Yesterday, Sharp’s board of directors reportedly approved the acquisition plan which made headlines in social and traditional business media. Today, however, Foxconn indicated it is delaying the signing of the definitive agreement because of last minute disclosures by Sharp of a 100 item list of “contingent liabilities”. A published report in today’s edition of The Wall Street Journal cites informed sources as indicating that Foxconn received this contingent liabilities list consisting of ¥350 billion yen of costs that the company might face in the future related to either outstanding lawsuits, accounting changes, supply contracts or other uncertainties.

In a prepared statement to the WSJ, Foxconn indicated it hopes to clarify the newly disclosed information quickly and bring the proposed acquisition to a successful conclusion. Sharp has reportedly declined to comment to the WSJ and other publications on Foxconn’s latest statement.

The stakes are obviously high in this proposed acquisition. As noted in our most recent posting, LCD screen suppliers such as Sharp have extraordinary challenges. The need for production innovation is relentless, the cost of capital is expensive and yet supply often exceeds demand, eroding abilities to maintain prices that insure adequate profitability as well as new investment needs. LCD screens account for a considerable amount of COGS not only in smartphones and tablets, but increasingly in other products that want to cater to needs for enhanced user interaction.

Customers such as Apple exercise bargaining power by multi-sourcing component supply contracts. In the specific case of Apple, Sharp represents one of three other suppliers of LCD screens.  The other reported bidder for Sharp was the state-directed Innovation Network Corp of Japan, which controls one of the four Apple LCD suppliers, Japan Display. In its reporting today, The WSJ quotes an academic professor at Waseda Business School opining that Apple would likely not desire that Sharp and Japan Display join forces because it will diminish bargaining leverage on price and other supply conditions.

There are other more strategic far reaching implications for Foxconn as well. A recent commentary published by The Economist (Paid subscription required) observes: “At face value, there is little sense in the $5.6 billion proposal by Foxconn, the world’s largest contract electronics manufacturer, owned by Hon Hai of Taiwan, to buy Sharp of Japan.” While the commentary also cites the increased bargaining power with Apple to the advantage of Foxconn, it cites a broader strategy implication, a risky attempt to reinvent a business model.

If Foxconn could design and sell its own devices under Sharp’s globally recognized name, it could at least keep the brand owner’s margin for itself.”

The commentary further points out that in acquiring Sharp, Chairman Terry Gau gets the opportunity to exercise his grand “eleven screens” strategy, which opens the possibility that Foxconn assumes the dominant supplier position of advanced high-tech displays of broader industry products from computers, to automobiles to industrial devices or smart watches.

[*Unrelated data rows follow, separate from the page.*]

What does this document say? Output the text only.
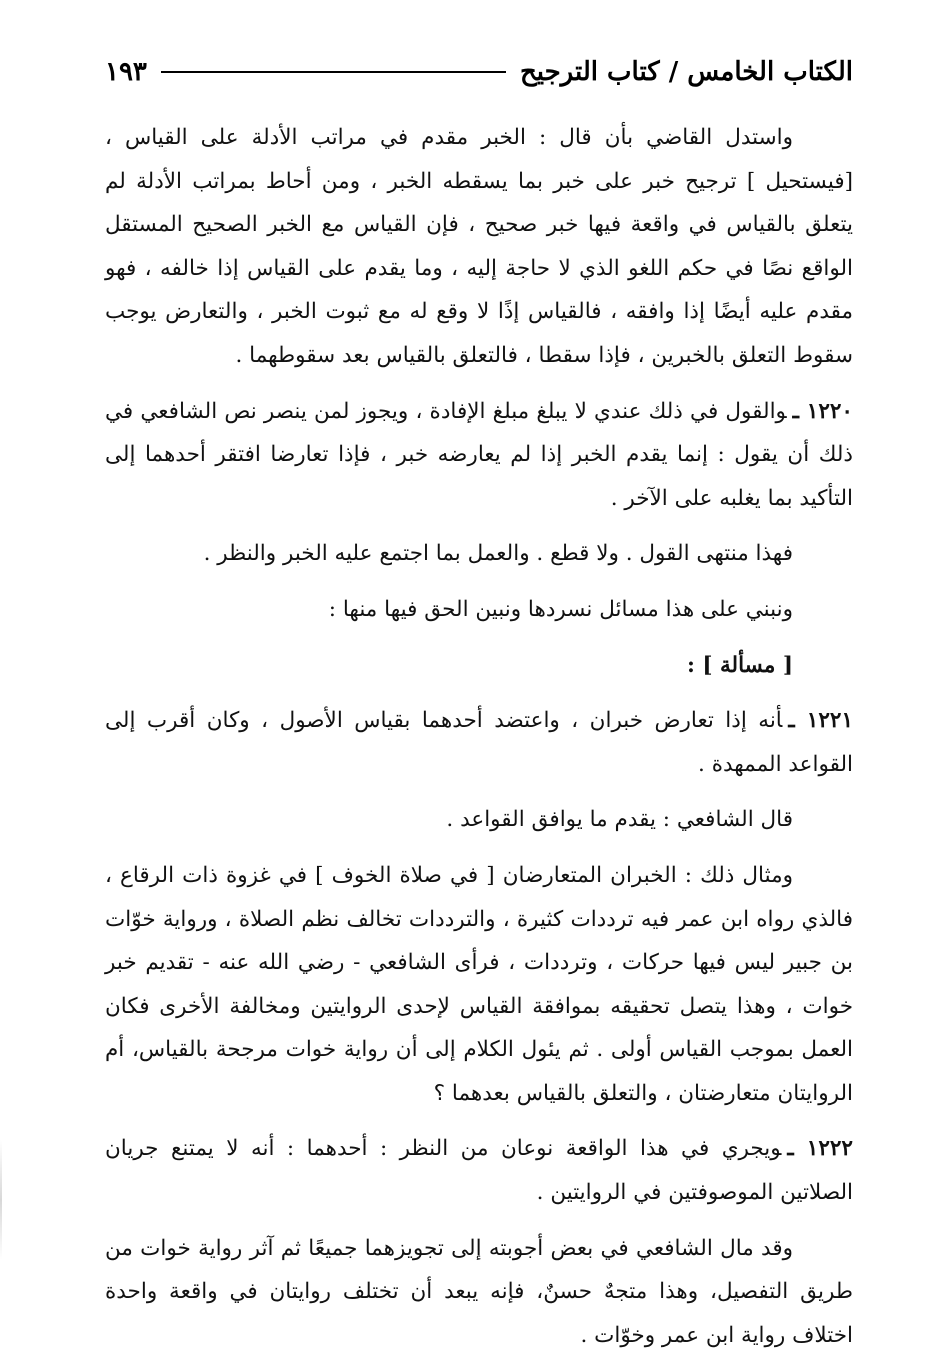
الكتاب الخامس / كتاب الترجيح
١٩٣

واستدل القاضي بأن قال : الخبر مقدم في مراتب الأدلة على القياس ، [فيستحيل ] ترجيح خبر على خبر بما يسقطه الخبر ، ومن أحاط بمراتب الأدلة لم يتعلق بالقياس في واقعة فيها خبر صحيح ، فإن القياس مع الخبر الصحيح المستقل الواقع نصًا في حكم اللغو الذي لا حاجة إليه ، وما يقدم على القياس إذا خالفه ، فهو مقدم عليه أيضًا إذا وافقه ، فالقياس إذًا لا وقع له مع ثبوت الخبر ، والتعارض يوجب سقوط التعلق بالخبرين ، فإذا سقطا ، فالتعلق بالقياس بعد سقوطهما .

١٢٢٠ ـوالقول في ذلك عندي لا يبلغ مبلغ الإفادة ، ويجوز لمن ينصر نص الشافعي في ذلك أن يقول : إنما يقدم الخبر إذا لم يعارضه خبر ، فإذا تعارضا افتقر أحدهما إلى التأكيد بما يغلبه على الآخر .

فهذا منتهى القول . ولا قطع . والعمل بما اجتمع عليه الخبر والنظر .

ونبني على هذا مسائل نسردها ونبين الحق فيها منها :

[ مسألة ] :

١٢٢١ ـأنه إذا تعارض خبران ، واعتضد أحدهما بقياس الأصول ، وكان أقرب إلى القواعد الممهدة .

قال الشافعي : يقدم ما يوافق القواعد .

ومثال ذلك : الخبران المتعارضان [ في صلاة الخوف ] في غزوة ذات الرقاع ، فالذي رواه ابن عمر فيه ترددات كثيرة ، والترددات تخالف نظم الصلاة ، ورواية خوّات بن جبير ليس فيها حركات ، وترددات ، فرأى الشافعي - رضي الله عنه - تقديم خبر خوات ، وهذا يتصل تحقيقه بموافقة القياس لإحدى الروايتين ومخالفة الأخرى فكان العمل بموجب القياس أولى . ثم يئول الكلام إلى أن رواية خوات مرجحة بالقياس، أم الروايتان متعارضتان ، والتعلق بالقياس بعدهما ؟

١٢٢٢ ـويجري في هذا الواقعة نوعان من النظر : أحدهما : أنه لا يمتنع جريان الصلاتين الموصوفتين في الروايتين .

وقد مال الشافعي في بعض أجوبته إلى تجويزهما جميعًا ثم آثر رواية خوات من طريق التفصيل، وهذا متجهٌ حسنٌ، فإنه يبعد أن تختلف روايتان في واقعة واحدة اختلاف رواية ابن عمر وخوّات .
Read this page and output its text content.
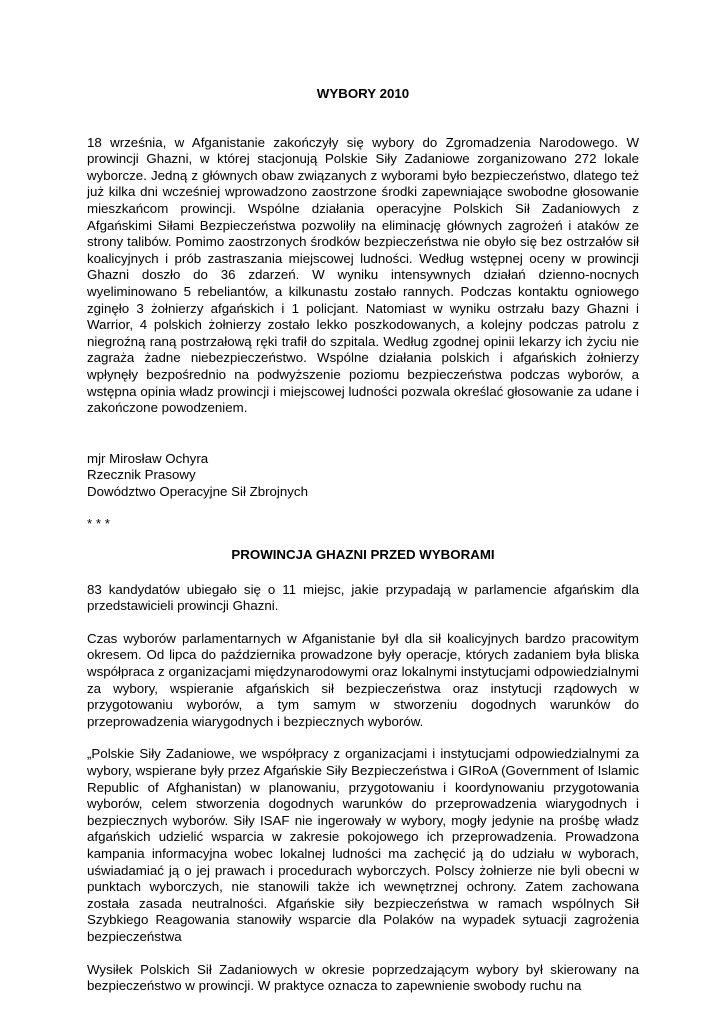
WYBORY 2010

18 września, w Afganistanie zakończyły się wybory do Zgromadzenia Narodowego. W prowincji Ghazni, w której stacjonują Polskie Siły Zadaniowe zorganizowano 272 lokale wyborcze. Jedną z głównych obaw związanych z wyborami było bezpieczeństwo, dlatego też już kilka dni wcześniej wprowadzono zaostrzone środki zapewniające swobodne głosowanie mieszkańcom prowincji. Wspólne działania operacyjne Polskich Sił Zadaniowych z Afgańskimi Siłami Bezpieczeństwa pozwoliły na eliminację głównych zagrożeń i ataków ze strony talibów. Pomimo zaostrzonych środków bezpieczeństwa nie obyło się bez ostrzałów sił koalicyjnych i prób zastraszania miejscowej ludności. Według wstępnej oceny w prowincji Ghazni doszło do 36 zdarzeń. W wyniku intensywnych działań dzienno-nocnych wyeliminowano 5 rebeliantów, a kilkunastu zostało rannych. Podczas kontaktu ogniowego zginęło 3 żołnierzy afgańskich i 1 policjant. Natomiast w wyniku ostrzału bazy Ghazni i Warrior, 4 polskich żołnierzy zostało lekko poszkodowanych, a kolejny podczas patrolu z niegroźną raną postrzałową ręki trafił do szpitala. Według zgodnej opinii lekarzy ich życiu nie zagraża żadne niebezpieczeństwo. Wspólne działania polskich i afgańskich żołnierzy wpłynęły bezpośrednio na podwyższenie poziomu bezpieczeństwa podczas wyborów, a wstępna opinia władz prowincji i miejscowej ludności pozwala określać głosowanie za udane i zakończone powodzeniem.

mjr Mirosław Ochyra

Rzecznik Prasowy

Dowództwo Operacyjne Sił Zbrojnych

* * *

PROWINCJA GHAZNI PRZED WYBORAMI

83 kandydatów ubiegało się o 11 miejsc, jakie przypadają w parlamencie afgańskim dla przedstawicieli prowincji Ghazni.

Czas wyborów parlamentarnych w Afganistanie był dla sił koalicyjnych bardzo pracowitym okresem. Od lipca do października prowadzone były operacje, których zadaniem była bliska współpraca z organizacjami międzynarodowymi oraz lokalnymi instytucjami odpowiedzialnymi za wybory, wspieranie afgańskich sił bezpieczeństwa oraz instytucji rządowych w przygotowaniu wyborów, a tym samym w stworzeniu dogodnych warunków do przeprowadzenia wiarygodnych i bezpiecznych wyborów.

„Polskie Siły Zadaniowe, we współpracy z organizacjami i instytucjami odpowiedzialnymi za wybory, wspierane były przez Afgańskie Siły Bezpieczeństwa i GIRoA (Government of Islamic Republic of Afghanistan) w planowaniu, przygotowaniu i koordynowaniu przygotowania wyborów, celem stworzenia dogodnych warunków do przeprowadzenia wiarygodnych i bezpiecznych wyborów. Siły ISAF nie ingerowały w wybory, mogły jedynie na prośbę władz afgańskich udzielić wsparcia w zakresie pokojowego ich przeprowadzenia. Prowadzona kampania informacyjna wobec lokalnej ludności ma zachęcić ją do udziału w wyborach, uświadamiać ją o jej prawach i procedurach wyborczych. Polscy żołnierze nie byli obecni w punktach wyborczych, nie stanowili także ich wewnętrznej ochrony. Zatem zachowana została zasada neutralności. Afgańskie siły bezpieczeństwa w ramach wspólnych Sił Szybkiego Reagowania stanowiły wsparcie dla Polaków na wypadek sytuacji zagrożenia bezpieczeństwa

Wysiłek Polskich Sił Zadaniowych w okresie poprzedzającym wybory był skierowany na bezpieczeństwo w prowincji. W praktyce oznacza to zapewnienie swobody ruchu na
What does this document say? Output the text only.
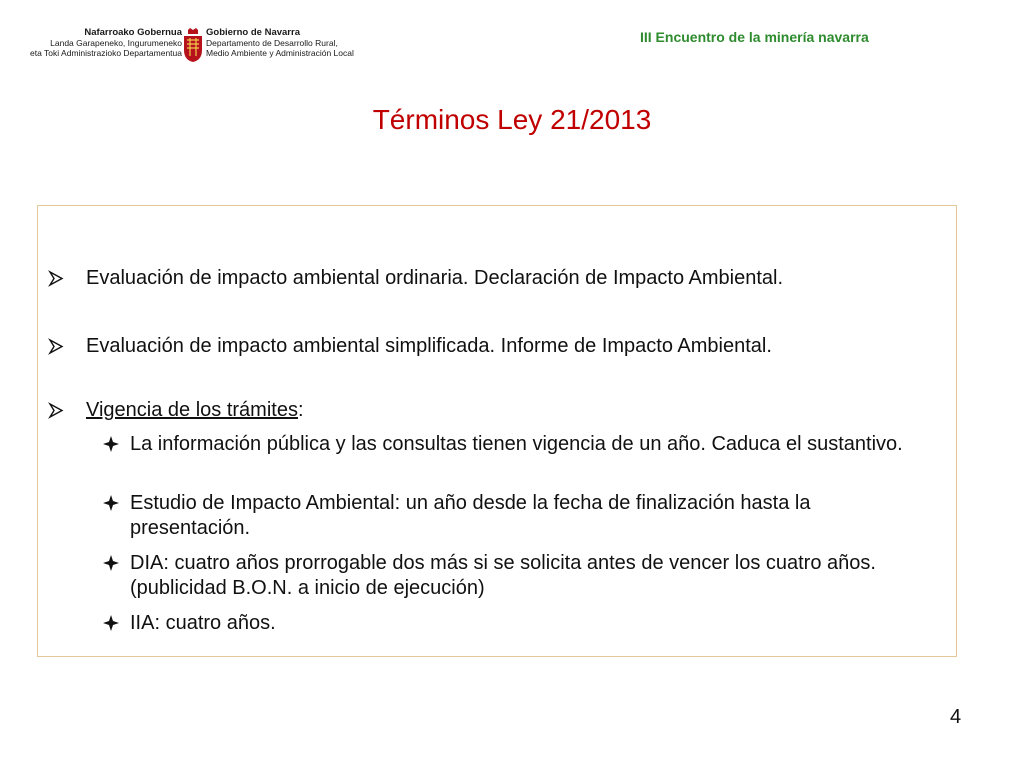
Nafarroako Gobernua
Landa Garapeneko, Ingurumeneko
eta Toki Administrazioko Departamentua
Gobierno de Navarra
Departamento de Desarrollo Rural,
Medio Ambiente y Administración Local
III Encuentro de la minería navarra
Términos Ley 21/2013
Evaluación de impacto ambiental ordinaria. Declaración de Impacto Ambiental.
Evaluación de impacto ambiental simplificada. Informe de Impacto Ambiental.
Vigencia de los trámites:
La información pública y las consultas tienen vigencia de un año. Caduca el sustantivo.
Estudio de Impacto Ambiental: un año desde la fecha de finalización hasta la presentación.
DIA: cuatro años prorrogable dos más si se solicita antes de vencer los cuatro años.(publicidad B.O.N. a inicio de ejecución)
IIA: cuatro años.
4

That ladies and gents is the mother lode insight- the ability of the world’s largest contract manufacturer that continues to have to deal with the slimmest of margins from high tech and consumer electronics equipment OEM’s , having the opportunity to diversify both up and down the value chain. This author wrote of that possibility several years ago and since then, others have joined in predicting the inevitable, namely that the CMS model could evolve into the designing and selling of owned products under a recognized brand, or in becoming the leading-edge, preferred supplier of advanced LCD screens.

Our sense, for what’s it’s worth, is that Foxconn will go-forward with its acquisition despite last-minute financial concerns because the strategic high tech value-chain opportunities are bold and reflect the visions of industry icon Terry Gau.

Time will tell how the saga of Sharp and Foxconn transpires and what it eventually leads to

Industry supply chain strategists should obviously continue to monitor events such as these since the traditional contract manufacturing business model is about to change.

It is inevitable, and OEM’s need to be prepared to deal with the potential consequences.